Oh they're still recruiting... I might try again, given I have more energy to work with these days than I did when I tried before.
 
Potential perk of taking part is that you can ask them to give you your genetic data if you wish... I imagine that'd be more accurate than 23andme
 
The number of authors is astonishing - over 50 individuals plus a consortium of some kind, all from the UK apart from two - one from the Republic of Ireland, the other from Sweden.

The whole thing will be interpreted and puffed off in a way that saves the NHS money and screws patients, I'm sure of it.

Potential perk of taking part is that you can ask them to give you your genetic data if you wish... I imagine that'd be more accurate than 23andme

If I had given the reliability of the data any thought at all I would have guessed completely the opposite. I would expect a commercial company with years of experience would know more about genetic testing than a group of academics with only theoretical knowledge and little or no practical experience. But maybe I'm just too cynical.

Is this what's called a GWAS?

What is a GWAS?
 
If by that they mean at some stage in a person's life they see a doctor because they are depressed or anxious, that figure doesn't surprise me. They are including life events as causes.
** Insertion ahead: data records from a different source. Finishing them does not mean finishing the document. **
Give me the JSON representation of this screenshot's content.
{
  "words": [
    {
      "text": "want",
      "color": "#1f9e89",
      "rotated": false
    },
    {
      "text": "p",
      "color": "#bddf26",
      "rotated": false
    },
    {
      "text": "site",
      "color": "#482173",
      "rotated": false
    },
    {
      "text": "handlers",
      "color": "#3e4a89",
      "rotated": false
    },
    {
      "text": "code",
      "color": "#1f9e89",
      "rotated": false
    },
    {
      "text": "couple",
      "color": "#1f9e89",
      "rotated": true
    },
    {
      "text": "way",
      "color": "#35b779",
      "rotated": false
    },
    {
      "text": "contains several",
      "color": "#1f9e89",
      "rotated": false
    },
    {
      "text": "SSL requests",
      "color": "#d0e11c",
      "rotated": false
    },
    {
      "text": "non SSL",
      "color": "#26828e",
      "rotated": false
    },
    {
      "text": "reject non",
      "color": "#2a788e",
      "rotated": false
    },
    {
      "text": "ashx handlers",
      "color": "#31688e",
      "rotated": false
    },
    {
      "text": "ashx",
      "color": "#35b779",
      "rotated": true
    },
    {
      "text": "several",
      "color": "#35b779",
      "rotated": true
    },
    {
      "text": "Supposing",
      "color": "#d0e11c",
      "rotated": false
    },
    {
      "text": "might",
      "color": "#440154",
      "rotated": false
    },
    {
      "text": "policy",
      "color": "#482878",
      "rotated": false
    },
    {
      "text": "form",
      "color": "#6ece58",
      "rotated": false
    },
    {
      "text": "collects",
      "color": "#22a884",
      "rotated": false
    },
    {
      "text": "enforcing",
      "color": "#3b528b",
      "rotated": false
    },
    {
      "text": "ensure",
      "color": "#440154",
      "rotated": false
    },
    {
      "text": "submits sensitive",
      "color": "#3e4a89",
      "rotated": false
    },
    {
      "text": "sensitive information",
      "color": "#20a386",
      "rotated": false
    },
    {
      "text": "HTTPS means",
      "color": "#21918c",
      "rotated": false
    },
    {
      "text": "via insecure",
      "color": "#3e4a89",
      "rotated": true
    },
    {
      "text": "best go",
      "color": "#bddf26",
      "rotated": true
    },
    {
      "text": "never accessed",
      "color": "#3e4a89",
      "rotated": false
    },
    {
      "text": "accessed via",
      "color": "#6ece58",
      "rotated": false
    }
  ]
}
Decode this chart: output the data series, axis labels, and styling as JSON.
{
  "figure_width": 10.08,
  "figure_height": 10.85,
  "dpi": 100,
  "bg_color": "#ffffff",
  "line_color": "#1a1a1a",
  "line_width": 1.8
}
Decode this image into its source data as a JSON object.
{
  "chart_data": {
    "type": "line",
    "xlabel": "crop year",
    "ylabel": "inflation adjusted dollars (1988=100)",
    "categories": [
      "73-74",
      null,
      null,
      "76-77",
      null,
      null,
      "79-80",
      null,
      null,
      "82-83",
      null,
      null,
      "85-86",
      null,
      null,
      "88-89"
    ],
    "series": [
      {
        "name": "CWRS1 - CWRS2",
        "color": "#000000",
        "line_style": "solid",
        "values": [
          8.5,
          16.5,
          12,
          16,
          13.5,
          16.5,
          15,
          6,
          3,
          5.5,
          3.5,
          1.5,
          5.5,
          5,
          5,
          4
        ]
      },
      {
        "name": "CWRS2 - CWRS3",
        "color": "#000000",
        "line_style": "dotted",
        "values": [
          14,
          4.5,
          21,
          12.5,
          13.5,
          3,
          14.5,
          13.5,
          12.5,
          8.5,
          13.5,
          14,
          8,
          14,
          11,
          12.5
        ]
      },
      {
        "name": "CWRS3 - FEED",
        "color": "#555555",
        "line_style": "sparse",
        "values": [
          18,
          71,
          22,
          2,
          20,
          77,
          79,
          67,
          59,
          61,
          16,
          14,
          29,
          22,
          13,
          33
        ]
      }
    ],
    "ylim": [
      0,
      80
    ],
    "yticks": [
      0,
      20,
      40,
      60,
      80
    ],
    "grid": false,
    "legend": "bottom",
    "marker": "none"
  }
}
Most people suffer bereavement, relationship breakdown, loss of job etc at some stage in their life, and I wouldn't be at all surprised if quite a few seek some medical help to get through it, whether referral for counselling or medication - I have.

That is different from what this study was looking for I think - people with a lifelong depression and/or anxiety disorder that is chronically disabling. That would be a lot less than 30%.
The effort going into diagnosis of depression and anxiety can sometimes be shockingly lazy. And it's rarely overturned even when an actual explanation is found, instead turned into either the association or risk factor that BPS folks love to point at.

I once saw an ENT to check for explanations for dizziness and lightheadedness, mentioned my tinnitus and the doc said it's probably anxiety. Zero questions asked. No idea if that's the conclusion on my file but I would not be surprised.

On the anxiety personality spectrum, I range somewhere between a capybara and a highly sedated capybara. Yet it is probably in my files from multiple sources. Likely not as MDD or GAD but still, a lot of it is noise that should not be there and must factor in statistics in some way.
 
Are they providing participants with their complete whole-genome sequence data?

It will be interesting if they find anything with high sensitivity, but I doubt they will.